No, not so important. I have based my choices on interest and intuition.

Money?

No, that has never been a great motivator. If it were, I would have become a civil engineer, physics and engineering was one of the other disciplines that attracted me when I graduated from high school. I find satisfaction in the challenges of my work. In my job I combine all of my interests: statistics, physics, biology. It´s fantastic!

If you could go back in time, would you have chosen the same education and career path as you did?

I am 100 per cent happy with the way things turned out. But had I made other choices, perhaps it would have been just as fine! There is not only one option in life.

In your acceptance speech you mention your father. He said that Sweden is always 10 years ahead of you (Norway). Do you still believe this?

My father got his education in Sweden in the early 1950s and always thought everything was a little second class here compared to Sweden. You should also keep in mind that he spent much of his professional career in various industries. Norway has never had the same industrial strength as Sweden but has to a large extent relied on extraction of its natural resources. That is historically our economic foundation.  But I would say the levels have planed out now.

Do you know Fredrik Skavlan? He has become popular in Sweden recently with his tv show, Skavlan. In one episode they discuss how Swedish people to work in Norway and do low level work, like peeling bananas. So the situation is maybe the opposite your father’s in the fifty’s?

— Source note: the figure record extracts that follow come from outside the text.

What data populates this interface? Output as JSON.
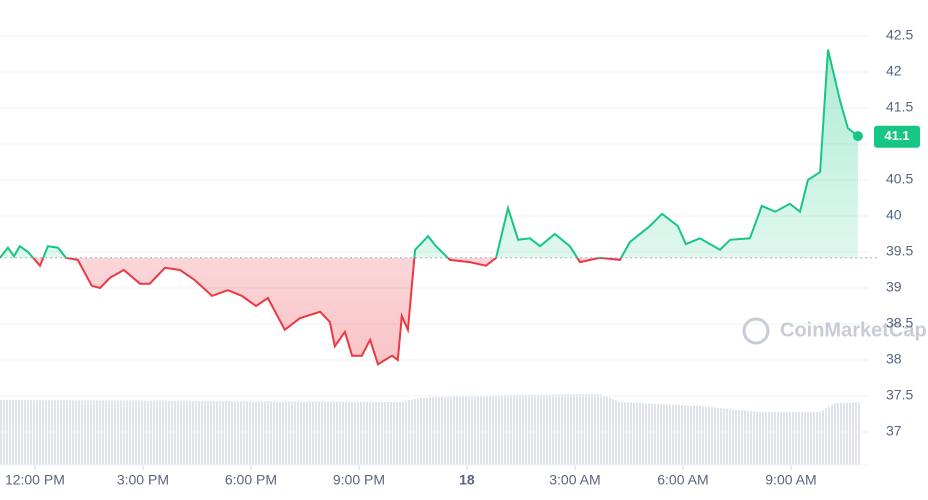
{
  "chart_data": {
    "type": "line",
    "watermark": "CoinMarketCap",
    "x": [
      -0.97,
      -0.75,
      -0.58,
      -0.42,
      -0.19,
      0.14,
      0.36,
      0.64,
      0.86,
      1.19,
      1.58,
      1.81,
      2.08,
      2.47,
      2.92,
      3.19,
      3.61,
      4.03,
      4.44,
      4.92,
      5.36,
      5.75,
      6.14,
      6.47,
      6.94,
      7.36,
      7.92,
      8.19,
      8.33,
      8.61,
      8.81,
      9.08,
      9.31,
      9.53,
      9.92,
      10.08,
      10.19,
      10.36,
      10.56,
      10.92,
      11.14,
      11.53,
      12.08,
      12.53,
      12.81,
      13.14,
      13.42,
      13.75,
      14.03,
      14.44,
      14.86,
      15.14,
      15.69,
      16.25,
      16.53,
      17.08,
      17.42,
      17.86,
      18.08,
      18.47,
      19.03,
      19.31,
      19.86,
      20.19,
      20.56,
      20.97,
      21.25,
      21.47,
      21.81,
      22.03,
      22.36,
      22.58,
      22.86
    ],
    "series": [
      {
        "values": [
          39.42,
          39.56,
          39.44,
          39.58,
          39.5,
          39.31,
          39.58,
          39.56,
          39.42,
          39.39,
          39.03,
          39.0,
          39.14,
          39.25,
          39.06,
          39.06,
          39.28,
          39.25,
          39.11,
          38.89,
          38.97,
          38.89,
          38.75,
          38.86,
          38.42,
          38.58,
          38.67,
          38.53,
          38.19,
          38.39,
          38.06,
          38.06,
          38.28,
          37.94,
          38.06,
          38.0,
          38.61,
          38.42,
          39.53,
          39.72,
          39.58,
          39.39,
          39.36,
          39.31,
          39.42,
          40.11,
          39.67,
          39.69,
          39.58,
          39.75,
          39.58,
          39.36,
          39.42,
          39.39,
          39.64,
          39.86,
          40.03,
          39.86,
          39.61,
          39.69,
          39.53,
          39.67,
          39.69,
          40.14,
          40.06,
          40.17,
          40.06,
          40.5,
          40.61,
          42.31,
          41.61,
          41.22,
          41.11
        ]
      }
    ],
    "up_color": "#16c784",
    "down_color": "#ea3943",
    "baseline": 39.42,
    "last_price": 41.1,
    "xlim": [
      -0.97,
      23.14
    ],
    "xticks": [
      {
        "value": 0,
        "label": "12:00 PM"
      },
      {
        "value": 3,
        "label": "3:00 PM"
      },
      {
        "value": 6,
        "label": "6:00 PM"
      },
      {
        "value": 9,
        "label": "9:00 PM"
      },
      {
        "value": 12,
        "label": "18"
      },
      {
        "value": 15,
        "label": "3:00 AM"
      },
      {
        "value": 18,
        "label": "6:00 AM"
      },
      {
        "value": 21,
        "label": "9:00 AM"
      }
    ],
    "ylim": [
      36.6,
      43.0
    ],
    "yticks": [
      37.0,
      37.5,
      38.0,
      38.5,
      39.0,
      39.5,
      40.0,
      40.5,
      41.0,
      41.5,
      42.0,
      42.5
    ],
    "grid": true
  }
}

You can tell, especially in Oslo in the restaurant business. You hear Swedish everywhere! My father has always had work here, but in his time Norway had little capital. We had the fishing industry, but the paradigm shift came with the oil. Of course, a great part of the Norwegian manpower goes to the oil industry, which is rather complex and research intensive. Still, Sweden has a long tradition of refining its natural resources that Norway lacks. It´s harder to build a car or an electronic device than to scoop up a cod from the sea, but yet there has been a tremendous and amazing growth over the last 40 years in very profitable engineering and construction industries related to all aspects of oil production.